As Christians and recovering alcoholics, how do we deal with these sudden recollections—what do Christ, and Bill W. and Dr. Bob offer to help us through these moments?
The offerings of Christ are clear: “Turn it over to Christ.” He’s there with us at that very moment. His love for us is clear. Sometimes when I’m hit with one of these episodes, I’m able to stop and recognize it was a dream. As a human, I may try to solve this hurt myself. At my best, I ask for His assistance—and while I suppose it may sound flip, I try to go back to sleep or move on at the event. But His basic teaching is just that, “Let Me have it and deal with it—so turn it over to Me.”
As for Bill W. and Dr. Bob? The Steps they wrote also clearly provide our roadmap:
Step 1- “We’re powerless” over the sudden appearance of these ills—they come and go, always. We don’t control their appearance or content, or veracity for that matter.
Step 2. “Greater than ourselves.” Oh we try our own remedies—self-pity, anger, resentment, blaming someone. Maybe we wake up and try to appear productive or move smoothly through the event, but sometimes our poor efforts are just that, poor and empty.
Step 3. “Turn it over.” Ah, the answer appears—He is there to receive and accept the hurt you feel. The Steps themselves call for us to do that—to reach for Him and seek His help and comfort just as we did when we surrendered our alcoholism.
Step 4.” Make an inventory.” Well, maybe there is something you can do to answer the hurt, perhaps rectify a past wrong, identify the accuracy of the guilt you feel. Was your Higher Power trying to say something to you? So, the next day, ask yourself, “Was she or our Higher Power speaking to me about something?”

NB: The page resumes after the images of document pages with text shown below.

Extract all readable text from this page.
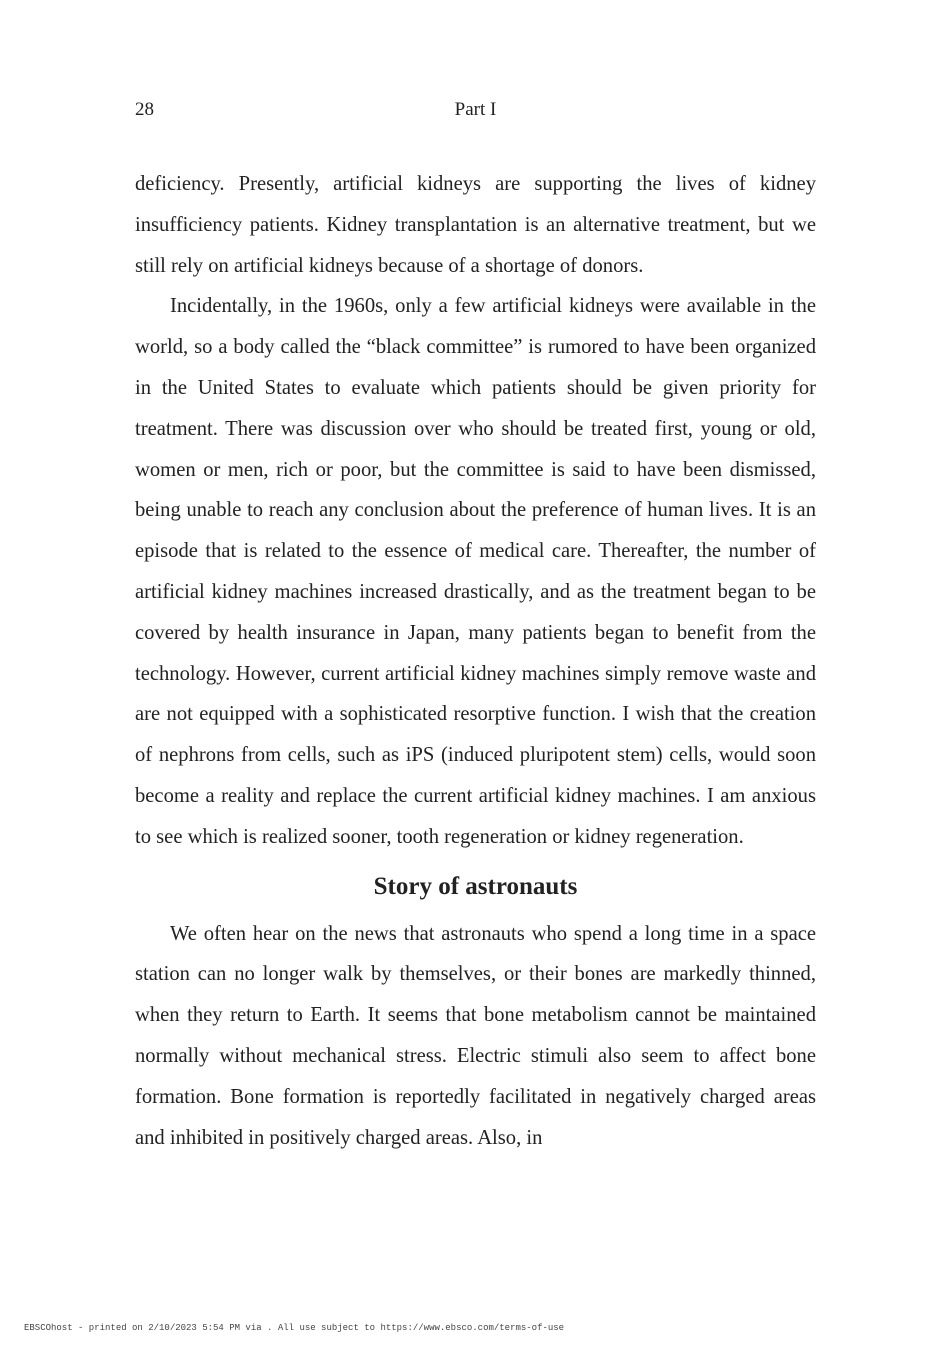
28	Part I

deficiency. Presently, artificial kidneys are supporting the lives of kidney insufficiency patients. Kidney transplantation is an alternative treatment, but we still rely on artificial kidneys because of a shortage of donors.

Incidentally, in the 1960s, only a few artificial kidneys were available in the world, so a body called the “black committee” is rumored to have been organized in the United States to evaluate which patients should be given priority for treatment. There was discussion over who should be treated first, young or old, women or men, rich or poor, but the committee is said to have been dismissed, being unable to reach any conclusion about the preference of human lives. It is an episode that is related to the essence of medical care. Thereafter, the number of artificial kidney machines increased drastically, and as the treatment began to be covered by health insurance in Japan, many patients began to benefit from the technology. However, current artificial kidney machines simply remove waste and are not equipped with a sophisticated resorptive function. I wish that the creation of nephrons from cells, such as iPS (induced pluripotent stem) cells, would soon become a reality and replace the current artificial kidney machines. I am anxious to see which is realized sooner, tooth regeneration or kidney regeneration.

Story of astronauts

We often hear on the news that astronauts who spend a long time in a space station can no longer walk by themselves, or their bones are markedly thinned, when they return to Earth. It seems that bone metabolism cannot be maintained normally without mechanical stress. Electric stimuli also seem to affect bone formation. Bone formation is reportedly facilitated in negatively charged areas and inhibited in positively charged areas. Also, in

EBSCOhost - printed on 2/10/2023 5:54 PM via . All use subject to https://www.ebsco.com/terms-of-use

Steps 5, 6, 7, 8, and 9. Be specific about what in the past has awakened which you need to correct—the Big Book readily tells you how to go about that.
Step 10. “Continued” the process. People tell me that this is a non-ending thing and occurs years later. Perhaps its intensity lessens, but the surprise of it might bring a new sense of guilt or sorrow.
Step 11. Again, maintain a “conscious contact” with your Higher Power. It’s needed. Following Christ and His teachings is not a one trick pony situation—it’s an everyday proposition. “Why?” because we are human and our old ways of doing things reappears, like in those past days when our devil-ego told us that we were able to guide our feelings and our ways of life itself.
Step 12. Sharing how you are handling these sudden outbursts of sadness...” You ask, what do I do when it happens at 4 A.M?” Tell people how you handle this—don’t just play “wounded widow or widower.” Be honest about the way out of this jam caused by that 4 A.M. dream.
A final thought: As the episodes trail on, I have concluded that they are reminders of my wonderful loving wife. I’m learning anew why I loved her for 66 years. She seems to help me still by raising the question: “What would Judy do?”
So, you see, our Higher Power was there alongside Bill W and Dr. Bob, at that Gate House that Sunday afternoon and evening and again in the writing of The Big Book. Each brought to us the power to respond, always, to our devil-ego.